Putin ha un alleato in più nella guerra in Siria: il patriarca Kirill
Roma. Per la prima volta, il patriarca di Mosca Kirill ha lodato l’operazione militare russa in Siria. L’ha fatto nel giorno del Natale ortodosso, lo scorso 7 gennaio, in un’intervista alla tv pubblica Russia 1. Kirill ha parlato di “guerra giusta”, definendo le mosse del Cremlino una “difesa della madrepatria”, dal momento che Damasco “è solo apparentemente lontana”. Un discorso che – come dice al Foglio don Stefano Caprio, docente di Cultura russa al Pontificio istituto orientale di Roma – ricalca “un tipico argomento vaticano, che è quello della guerra perpetrata solo a scopi difensivi. Un tema caro alla Santa Sede, meno ai russi”. Forse, ha detto il nostro interlocutore, “gioca un ruolo anche il fatto che l’attuale capo della chiesa di Mosca nutra una particolare ammirazione per la Compagnia di Gesù e stia cercando di strutturare il patriarcato come una sorta di curia romana in salsa moscovita”. Le parole di Kirill assumono rilevanza non solo perché mai prima d’ora era intervenuto sull’operazione bellica in chiave anti Isis, ma anche in quanto tende a riassestare i rapporti con il Cremlino, tutt’altro che distesi: “Sulla questione ucraina, e ancor di più in relazione all’annessione della Crimea, il dissidio con Putin è notevole. Sulla Siria, invece, la sintonia è più evidente”, osserva Caprio, che legge nelle parole del patriarca la volontà di abbassare i toni utilizzati di recente anche da alti esponenti della gerarchia moscovita, che assai poco erano stati graditi ai vertici dello stato. Il riferimento è alla rimozione di alcuni funzionari del patriarcato, tra cui l’arciprete Chaplin, già responsabile del dipartimento per le relazioni tra la chiesa ortodossa di Mosca e la società. “Ha pagato per aver parlato di ‘guerra santa’ in Siria fin da quando i russi hanno messo piede laggiù, lo scorso settembre”, dice Caprio, che fu tra i primi sacerdoti cattolici a entrare nel 1989 nell’Unione sovietica prossima allo smembramento.
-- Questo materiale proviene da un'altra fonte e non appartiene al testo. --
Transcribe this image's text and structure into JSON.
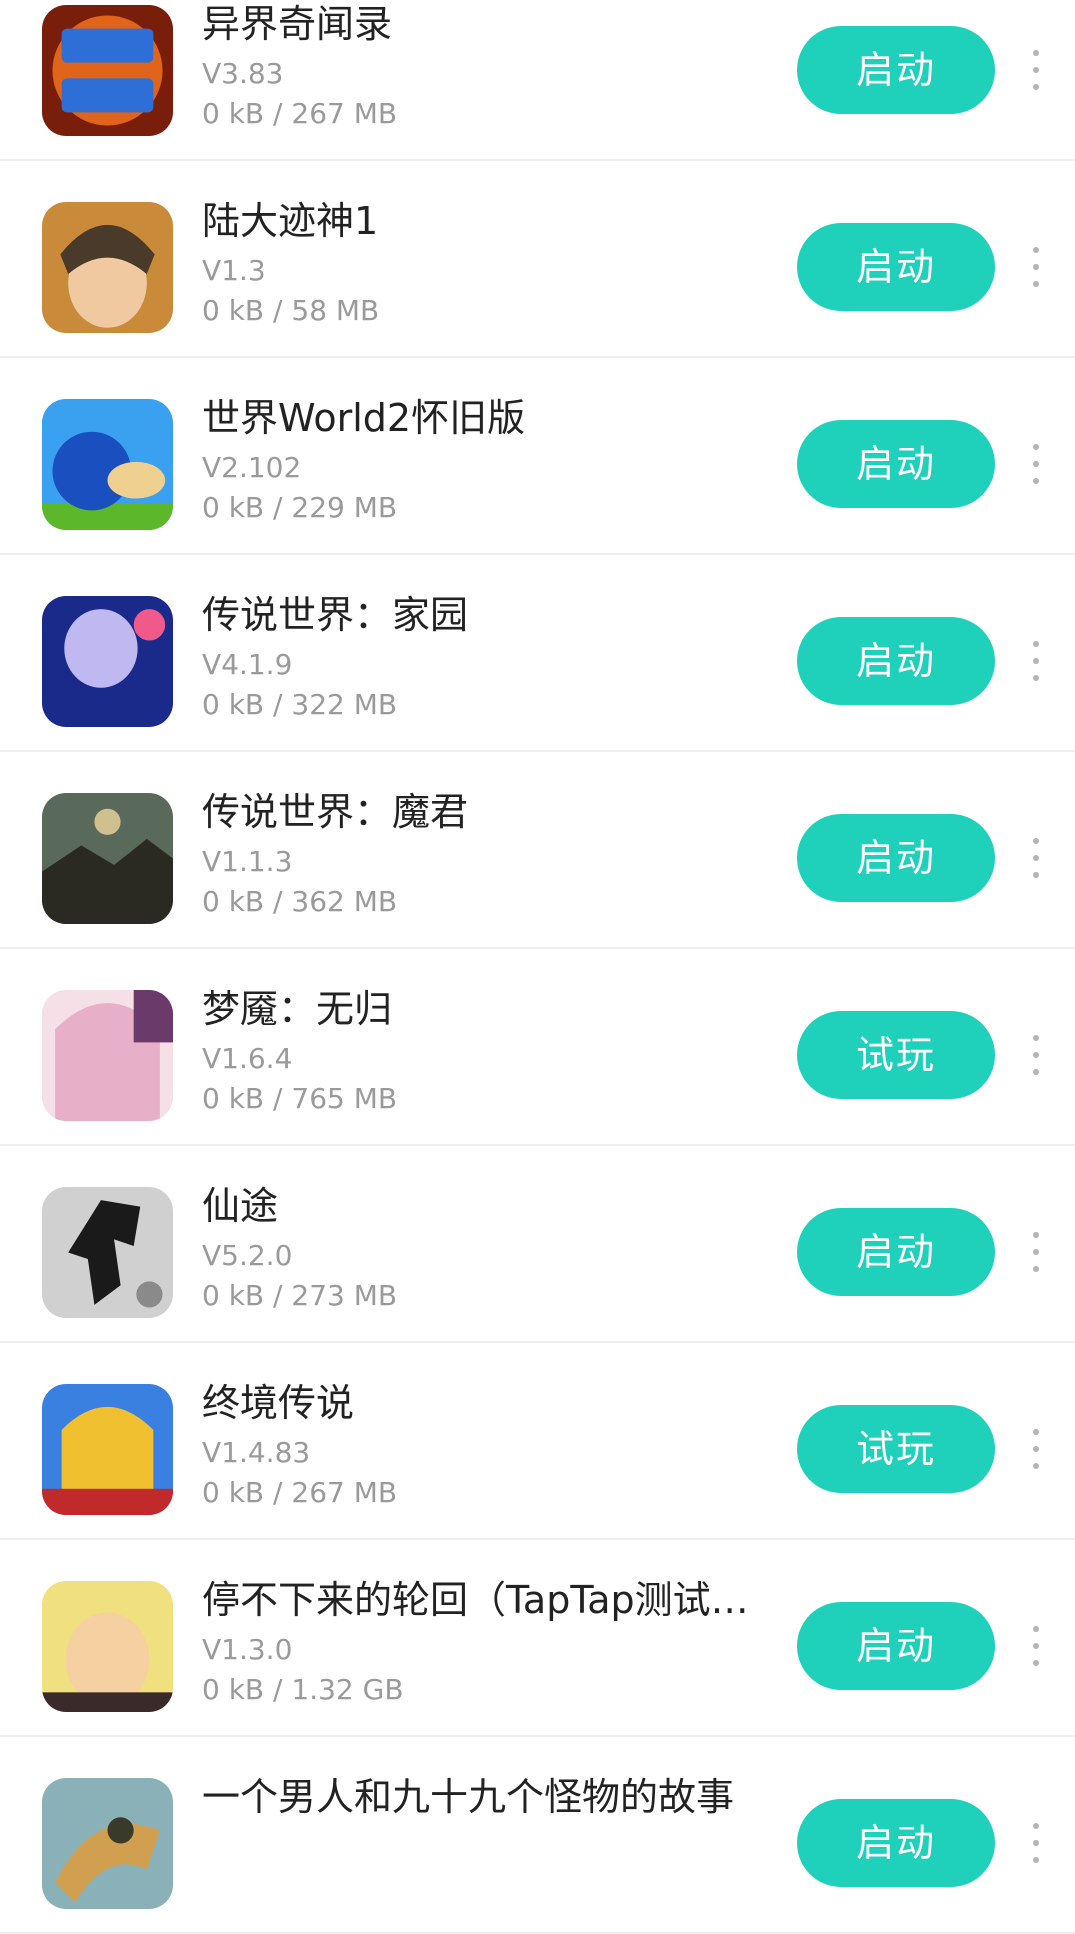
{
  "games": [
    {
      "title": "异界奇闻录",
      "version": "V3.83",
      "size": "0 kB / 267 MB",
      "action": "启动",
      "icon": "yijie-qiwenlu-icon",
      "icon_colors": [
        "#7a1e0c",
        "#e0641a",
        "#2d6fd6"
      ]
    },
    {
      "title": "陆大迹神1",
      "version": "V1.3",
      "size": "0 kB / 58 MB",
      "action": "启动",
      "icon": "luda-jishen-icon",
      "icon_colors": [
        "#c98a3a",
        "#4a3a2a",
        "#f0c9a0"
      ]
    },
    {
      "title": "世界World2怀旧版",
      "version": "V2.102",
      "size": "0 kB / 229 MB",
      "action": "启动",
      "icon": "snail-icon",
      "icon_colors": [
        "#3aa0f0",
        "#1a4fc0",
        "#f0d090"
      ]
    },
    {
      "title": "传说世界：家园",
      "version": "V4.1.9",
      "size": "0 kB / 322 MB",
      "action": "启动",
      "icon": "legend-home-icon",
      "icon_colors": [
        "#1a2a8a",
        "#c0b8f0",
        "#f05a8a"
      ]
    },
    {
      "title": "传说世界：魔君",
      "version": "V1.1.3",
      "size": "0 kB / 362 MB",
      "action": "启动",
      "icon": "legend-demon-icon",
      "icon_colors": [
        "#5a6a5a",
        "#2a2a22",
        "#d0c090"
      ]
    },
    {
      "title": "梦魇：无归",
      "version": "V1.6.4",
      "size": "0 kB / 765 MB",
      "action": "试玩",
      "icon": "nightmare-icon",
      "icon_colors": [
        "#e8b0c8",
        "#6a3a6a",
        "#f5e0e8"
      ]
    },
    {
      "title": "仙途",
      "version": "V5.2.0",
      "size": "0 kB / 273 MB",
      "action": "启动",
      "icon": "xiantu-icon",
      "icon_colors": [
        "#d0d0d0",
        "#1a1a1a",
        "#8a8a8a"
      ]
    },
    {
      "title": "终境传说",
      "version": "V1.4.83",
      "size": "0 kB / 267 MB",
      "action": "试玩",
      "icon": "zhongjing-icon",
      "icon_colors": [
        "#3a80e0",
        "#f0c030",
        "#c02a2a"
      ]
    },
    {
      "title": "停不下来的轮回（TapTap测试…",
      "version": "V1.3.0",
      "size": "0 kB / 1.32 GB",
      "action": "启动",
      "icon": "samsara-icon",
      "icon_colors": [
        "#f0e080",
        "#f5d0a0",
        "#3a2a2a"
      ]
    },
    {
      "title": "一个男人和九十九个怪物的故事",
      "version": "",
      "size": "",
      "action": "启动",
      "icon": "monster-story-icon",
      "icon_colors": [
        "#8ab0b8",
        "#d0a050",
        "#3a3a2a"
      ]
    }
  ],
  "more_icon": "more-vertical-icon",
  "accent_color": "#1fd1bb"
}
“Kirill parla di guerra giusta e non santa, usa quindi un linguaggio più scolastico e meno ‘russo’, cioè meno enfatico”. Si può parlare a ragione di una “doppia interpretazione del nazionalismo ortodosso: da una parte c’è il patriarca che preferisce darne un’idea più spirituale, che punta a un’ortodossia votata a essere faro spirituale del mondo. Ha una visione moderata, spinge sulla difesa dei valori tradizionali, chiede di difendere non solo i cristiani ma anche i musulmani che non hanno nulla a che spartire con il terrorismo. Dall’altra c’è l’ortodossia militante di Putin, più classica”. E’ una situazione – nota Caprio – “che ricorda la guerra ottomana di metà Ottocento, quando a Nicola I, che voleva difendere a tutti i costi il prestigio russo, si contrappose il Patriarcato, sostenitore di posizioni ben più moderate. Questo schema si è rotto sulla Crimea e sull’Ucraina”, e per comprenderne ragioni e implicazioni è sufficiente ricordare che “Mosca rappresenta oggi il settanta per cento degli ortodossi e metà di questi sono ucraini”. E’ da tale quadro, insomma, che deriva l’estrema cautela di Kirill sul tema.
[**Video_box_2**]Che il patriarcato abbia poi poco gradito le frequenti incursioni del presidente in Vaticano non è un mistero, benché non si noti un peggioramento nelle relazioni tra la chiesa ortodossa moscovita e la Santa Sede: “I rapporti sono buoni ma comunque molto freddi e non è un mistero che ci fosse più intesa (specie sul terreno della difesa della famiglia e dei valori) con Benedetto XVI. Non c’è nessun interesse a sviluppare rapporti reciproci, si preferisce in questa fase mantenere lo status quo”, dice don Caprio, che aggiunge: “Di certo, il Patriarcato vorrebbe che Roma si esponesse di più sulla situazione dei cristiani in medio oriente”. Meno diplomazia, insomma. Sulla politica estera l’intesa arriva fino a un certo punto: “La veglia del 2013 per scongiurare i raid occidentali su Damasco segnò una convergenza piena, ma poi non sono state trovate altre sponde”. La stessa cosa vale per la custodia del creato, tema sul quale il Papa “è più vicino a Bartolomeo I di Costantinopoli”, che di certo non ha rapporti idilliaci con Mosca, dove non a caso è soprannominato “il patriarca turco”. E questo, per i russi, non è un complimento.